Das Projekt «FEAR - Fault Activation and Earthquake Rupture» wird von den ETH-Professoren Domenico Giardini und Stefan Wiemer, von Florian Amann von der RWTH Aachen und von Massimo Cocco vom Istituto Nazionale di Geofisica e Vulcanologia, Rom, geleitet. Für dieses Experiment haben die vier Projektleiter einen ERC Synergy Grant eingeworben. Finanziert wird das Projekt unter anderem auch durch den Bund oder über Mittel der Werner Siemens-Stiftung. Das Projekt hat eine Laufzeit von neun Jahren.

Der Stollen ist nur wenige Meter breit, gerade mal so, dass ein Fahrzeug durchkommt. Rechts vom Fahr- und Gehweg rauscht ein Bach in einem Graben. Er führt das Wasser ab, das aus dem Gestein austritt. An den Tunnelwänden entlang verlaufen Rohre, Kabel. Alte, längst rostige Haken stecken im Felsen. Die Decke ist nicht verputzt. Rostige Gitter, die an der Decke festgeschraubt sind, verhindern, dass Steine herabfallen. Trotzdem bleibt der Helm während der ganzen Zeit auf dem Kopf.

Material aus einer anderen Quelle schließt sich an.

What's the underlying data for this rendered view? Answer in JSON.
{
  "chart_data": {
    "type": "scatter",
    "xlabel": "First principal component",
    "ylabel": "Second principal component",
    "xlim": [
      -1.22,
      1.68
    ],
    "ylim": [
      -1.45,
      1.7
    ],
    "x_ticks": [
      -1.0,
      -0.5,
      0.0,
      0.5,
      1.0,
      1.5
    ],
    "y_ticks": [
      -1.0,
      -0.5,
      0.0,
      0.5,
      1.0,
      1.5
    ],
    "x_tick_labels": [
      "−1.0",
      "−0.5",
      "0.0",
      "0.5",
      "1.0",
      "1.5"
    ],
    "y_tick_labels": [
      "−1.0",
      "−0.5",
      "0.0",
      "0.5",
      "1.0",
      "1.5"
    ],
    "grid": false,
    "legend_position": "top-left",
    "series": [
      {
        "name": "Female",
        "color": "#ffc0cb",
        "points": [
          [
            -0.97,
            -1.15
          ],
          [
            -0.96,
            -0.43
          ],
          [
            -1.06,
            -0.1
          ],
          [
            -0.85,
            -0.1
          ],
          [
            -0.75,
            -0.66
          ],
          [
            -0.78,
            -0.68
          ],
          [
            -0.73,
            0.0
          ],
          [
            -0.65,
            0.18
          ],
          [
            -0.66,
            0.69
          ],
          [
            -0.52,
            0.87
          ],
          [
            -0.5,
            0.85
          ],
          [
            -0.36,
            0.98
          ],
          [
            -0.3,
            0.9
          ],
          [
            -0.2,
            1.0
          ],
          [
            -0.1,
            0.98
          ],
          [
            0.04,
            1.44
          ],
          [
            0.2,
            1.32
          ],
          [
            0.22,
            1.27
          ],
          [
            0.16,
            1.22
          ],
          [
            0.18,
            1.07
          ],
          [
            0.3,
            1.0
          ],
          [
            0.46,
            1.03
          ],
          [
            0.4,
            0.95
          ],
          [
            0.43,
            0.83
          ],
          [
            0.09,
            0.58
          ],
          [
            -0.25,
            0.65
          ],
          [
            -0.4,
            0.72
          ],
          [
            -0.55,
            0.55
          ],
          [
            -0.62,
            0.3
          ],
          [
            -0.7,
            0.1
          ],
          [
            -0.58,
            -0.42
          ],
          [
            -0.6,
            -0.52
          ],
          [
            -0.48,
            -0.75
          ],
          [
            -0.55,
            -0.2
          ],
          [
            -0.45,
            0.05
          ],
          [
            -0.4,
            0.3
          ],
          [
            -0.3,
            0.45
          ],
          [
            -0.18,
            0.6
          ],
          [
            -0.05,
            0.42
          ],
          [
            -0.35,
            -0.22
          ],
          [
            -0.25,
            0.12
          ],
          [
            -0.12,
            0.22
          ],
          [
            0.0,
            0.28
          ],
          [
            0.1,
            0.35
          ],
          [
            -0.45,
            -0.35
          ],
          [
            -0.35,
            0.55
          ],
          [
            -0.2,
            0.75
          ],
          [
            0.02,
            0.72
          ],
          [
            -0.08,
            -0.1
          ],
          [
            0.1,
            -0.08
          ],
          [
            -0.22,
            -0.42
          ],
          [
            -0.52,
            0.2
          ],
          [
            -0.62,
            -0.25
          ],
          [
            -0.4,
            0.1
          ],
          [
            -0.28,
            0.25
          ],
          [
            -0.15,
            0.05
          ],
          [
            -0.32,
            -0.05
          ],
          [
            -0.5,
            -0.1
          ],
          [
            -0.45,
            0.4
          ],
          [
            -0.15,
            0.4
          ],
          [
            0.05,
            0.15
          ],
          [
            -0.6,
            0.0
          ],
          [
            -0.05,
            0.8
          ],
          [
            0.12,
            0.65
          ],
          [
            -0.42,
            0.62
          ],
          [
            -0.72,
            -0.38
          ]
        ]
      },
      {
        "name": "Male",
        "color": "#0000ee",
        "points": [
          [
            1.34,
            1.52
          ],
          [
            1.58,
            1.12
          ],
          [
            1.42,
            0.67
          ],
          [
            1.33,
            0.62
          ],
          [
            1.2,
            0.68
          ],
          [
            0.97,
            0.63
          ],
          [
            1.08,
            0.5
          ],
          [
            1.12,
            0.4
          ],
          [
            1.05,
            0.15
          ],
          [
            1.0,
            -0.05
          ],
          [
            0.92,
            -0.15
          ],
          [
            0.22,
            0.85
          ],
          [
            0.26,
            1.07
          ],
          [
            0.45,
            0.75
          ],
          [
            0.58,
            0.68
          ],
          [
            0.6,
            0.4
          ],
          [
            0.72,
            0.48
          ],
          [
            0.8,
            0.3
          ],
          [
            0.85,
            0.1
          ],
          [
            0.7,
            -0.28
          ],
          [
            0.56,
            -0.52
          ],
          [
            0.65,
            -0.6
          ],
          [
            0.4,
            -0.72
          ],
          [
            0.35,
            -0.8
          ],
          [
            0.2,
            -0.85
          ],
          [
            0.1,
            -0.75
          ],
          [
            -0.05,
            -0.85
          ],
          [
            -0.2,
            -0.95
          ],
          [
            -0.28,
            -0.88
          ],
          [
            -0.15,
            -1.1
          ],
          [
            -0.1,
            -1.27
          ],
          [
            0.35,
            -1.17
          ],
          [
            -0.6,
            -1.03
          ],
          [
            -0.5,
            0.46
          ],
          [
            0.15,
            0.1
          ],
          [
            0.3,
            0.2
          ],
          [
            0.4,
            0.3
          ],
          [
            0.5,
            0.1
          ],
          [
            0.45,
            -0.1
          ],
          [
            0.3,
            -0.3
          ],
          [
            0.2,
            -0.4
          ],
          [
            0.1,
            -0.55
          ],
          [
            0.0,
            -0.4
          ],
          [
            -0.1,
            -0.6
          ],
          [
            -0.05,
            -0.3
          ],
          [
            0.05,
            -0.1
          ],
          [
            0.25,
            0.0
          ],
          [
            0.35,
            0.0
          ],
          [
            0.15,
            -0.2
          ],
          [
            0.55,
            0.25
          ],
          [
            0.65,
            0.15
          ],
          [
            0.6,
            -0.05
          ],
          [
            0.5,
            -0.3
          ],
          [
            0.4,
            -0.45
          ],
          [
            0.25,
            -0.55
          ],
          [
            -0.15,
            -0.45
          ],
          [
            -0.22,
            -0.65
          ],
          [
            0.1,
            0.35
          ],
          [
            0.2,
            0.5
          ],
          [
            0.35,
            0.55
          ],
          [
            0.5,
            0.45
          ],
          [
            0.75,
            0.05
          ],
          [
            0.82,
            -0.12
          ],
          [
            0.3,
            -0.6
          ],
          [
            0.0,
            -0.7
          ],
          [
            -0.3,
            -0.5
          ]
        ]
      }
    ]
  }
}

Schmieriges Gesteinsmehl weist auf die Aktivität der Bruchzone hin. (Bild: Daniel Winkler / ETH Zürich)

Während des Marsches immer tiefer in den Tunnel hinein bleibt Florian Amann, einer der vier Projektleiter, plötzlich stehen. Er zeigt auf einen unscheinbaren Riss im Gestein und streicht mit dem Finger darüber. Auf der Fingerkuppe sammelt sich hellgrauer Schlamm: Gouge - so nennt der Experte dieses Material. Es zeigt den Forschenden an, dass sich hier in der Vergangenheit Erdbeben ereignet haben. Dabei haben sich zwei Gesteinsmassen wie zwei Mühlsteine aneinandergerieben und so dieses Steinmehl erzeugt, das durch eindringendes Wasser schmierig geworden ist. «Dieses Material zeigt uns zuverlässig an, dass hier eine Bruchzone durch das Bergmassiv verläuft», erklärt Amann. Genau eine solche Störzone haben die Erdwissenschaftlerinnen und -wissenschaftler im Stollen gesucht. «Diese Kontaktzone sieht zwar unspektakulär aus, aber für uns ist sie Gold wert», betont er. Diese Bruchzone möchten die Forschenden nun ein bisschen «kitzeln», um winzige kleine Erdbeben auszulösen. Dadurch wollen sie mechanische Prozesse untersuchen und verstehen, wie Erdbeben ausgelöst werden. Die Erkenntnisse sollen dazu beitragen, die Vorhersage von Erdbeben zu verbessern. Denn exakte Prognosen, wann und wo sich Erdbeben ereignen werden, sind nach wie vor nicht möglich.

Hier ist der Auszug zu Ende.